# Data visualization using R

## Introduction to the ggplot2 package

For making static maps in R, we are going to use the ggplot2 package. First fetch some Southern sunfish occurrences from OBIS:

library(robis)
molram <- occurrence("Mola ramsayi")


Now create a simple scatter plot using the occurrence coordinates. Use the ggplot() function to initialize a new plot, and geom_point() to create a scatter plot. The aes() function is used to create a mapping (aesthetic) between our data and the visual properties, which is then passed to the geom_point() function.
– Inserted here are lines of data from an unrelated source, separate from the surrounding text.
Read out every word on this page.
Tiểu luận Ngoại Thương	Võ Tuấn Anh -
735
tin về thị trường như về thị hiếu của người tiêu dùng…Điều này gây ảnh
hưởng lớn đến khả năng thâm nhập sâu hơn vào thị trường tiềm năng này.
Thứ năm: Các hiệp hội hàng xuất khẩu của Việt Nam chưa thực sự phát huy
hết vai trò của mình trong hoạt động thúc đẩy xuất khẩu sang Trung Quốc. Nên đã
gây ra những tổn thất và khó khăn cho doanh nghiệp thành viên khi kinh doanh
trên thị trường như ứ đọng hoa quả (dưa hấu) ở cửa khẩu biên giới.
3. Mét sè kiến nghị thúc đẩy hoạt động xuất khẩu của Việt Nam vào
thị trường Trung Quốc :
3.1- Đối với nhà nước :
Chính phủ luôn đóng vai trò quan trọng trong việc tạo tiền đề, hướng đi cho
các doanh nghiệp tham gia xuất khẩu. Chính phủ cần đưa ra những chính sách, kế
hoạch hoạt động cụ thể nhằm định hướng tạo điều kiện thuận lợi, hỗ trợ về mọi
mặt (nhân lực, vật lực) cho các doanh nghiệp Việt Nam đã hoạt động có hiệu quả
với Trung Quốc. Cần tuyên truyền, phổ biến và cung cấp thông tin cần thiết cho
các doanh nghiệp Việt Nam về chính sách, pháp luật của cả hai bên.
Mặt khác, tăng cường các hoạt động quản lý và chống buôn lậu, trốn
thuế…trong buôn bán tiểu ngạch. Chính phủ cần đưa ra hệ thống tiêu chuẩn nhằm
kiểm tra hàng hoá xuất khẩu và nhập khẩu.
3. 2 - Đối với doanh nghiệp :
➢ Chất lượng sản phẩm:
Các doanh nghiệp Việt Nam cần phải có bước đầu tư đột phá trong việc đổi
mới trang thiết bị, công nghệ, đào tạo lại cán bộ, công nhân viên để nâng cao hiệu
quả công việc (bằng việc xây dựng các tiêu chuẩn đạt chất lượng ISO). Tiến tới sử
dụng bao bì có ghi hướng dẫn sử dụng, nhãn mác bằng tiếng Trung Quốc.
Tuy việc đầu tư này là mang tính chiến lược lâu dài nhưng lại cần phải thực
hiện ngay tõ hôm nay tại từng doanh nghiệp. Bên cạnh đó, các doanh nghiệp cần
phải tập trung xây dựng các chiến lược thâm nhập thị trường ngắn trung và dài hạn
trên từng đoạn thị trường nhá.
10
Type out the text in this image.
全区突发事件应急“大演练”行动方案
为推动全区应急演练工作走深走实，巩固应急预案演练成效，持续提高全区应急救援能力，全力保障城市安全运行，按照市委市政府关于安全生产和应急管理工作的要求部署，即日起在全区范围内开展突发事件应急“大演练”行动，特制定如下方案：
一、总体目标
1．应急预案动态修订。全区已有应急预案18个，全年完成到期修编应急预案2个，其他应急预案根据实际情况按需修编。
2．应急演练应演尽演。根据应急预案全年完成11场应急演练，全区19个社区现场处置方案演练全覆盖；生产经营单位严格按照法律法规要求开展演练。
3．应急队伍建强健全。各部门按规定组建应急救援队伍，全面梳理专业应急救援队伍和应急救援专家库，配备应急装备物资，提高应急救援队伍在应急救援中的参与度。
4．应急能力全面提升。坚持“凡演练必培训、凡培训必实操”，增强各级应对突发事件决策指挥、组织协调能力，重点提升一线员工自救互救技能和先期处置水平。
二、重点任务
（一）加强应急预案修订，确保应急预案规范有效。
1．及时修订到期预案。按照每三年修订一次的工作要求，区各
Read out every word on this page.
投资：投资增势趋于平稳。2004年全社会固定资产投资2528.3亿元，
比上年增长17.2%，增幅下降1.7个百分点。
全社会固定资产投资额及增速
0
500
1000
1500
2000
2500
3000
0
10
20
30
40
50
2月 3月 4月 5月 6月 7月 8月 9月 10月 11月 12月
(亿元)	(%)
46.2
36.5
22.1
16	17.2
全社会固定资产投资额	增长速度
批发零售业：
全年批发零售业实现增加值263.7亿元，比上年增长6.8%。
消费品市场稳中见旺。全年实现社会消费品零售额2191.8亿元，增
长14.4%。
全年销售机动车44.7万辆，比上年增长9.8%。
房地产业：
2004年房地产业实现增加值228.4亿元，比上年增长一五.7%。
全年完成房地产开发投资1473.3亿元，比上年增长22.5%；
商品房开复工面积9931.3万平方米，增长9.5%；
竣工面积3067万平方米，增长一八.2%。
Here decimalLongitude is used as the x coordinate and decimalLatitude as the y coordinate:

library(ggplot2)
ggplot() + geom_point(data = molram, aes(x = decimalLongitude, y = decimalLatitude))


Let’s now add a world polygon to our map. ggplot2 provides a map_data() function to load maps of countries, continents or the entire world (this requires the maps package as well). Besides the world polygon, we also pass an aesthetic and a fill parameter to the geom_polygon() function.

library(maps)
world <- map_data("world")

ggplot() +
geom_polygon(data = world, aes(x = long, y = lat, group = group), fill = "#dddddd") +
geom_point(data = molram, aes(x = decimalLongitude, y = decimalLatitude))


Let’s now use coord_fixed() to make sure the axes have the same scale. You may want to pass a different value to this function if you are mapping areas close to the poles:

ggplot() +
geom_polygon(data = world, aes(x = long, y = lat, group = group), fill = "#dddddd") +
geom_point(data = molram, aes(x = decimalLongitude, y = decimalLatitude)) +
coord_fixed(1)


Let’s now zoom in a bit by passing xlim and ylim to coord_fixed:

ggplot() +
geom_polygon(data = world, aes(x = long, y = lat, group = group), fill = "#dddddd") +
geom_point(data = molram, aes(x = decimalLongitude, y = decimalLatitude)) +
coord_fixed(1, xlim = c(0, 180), ylim = c(-60, 0))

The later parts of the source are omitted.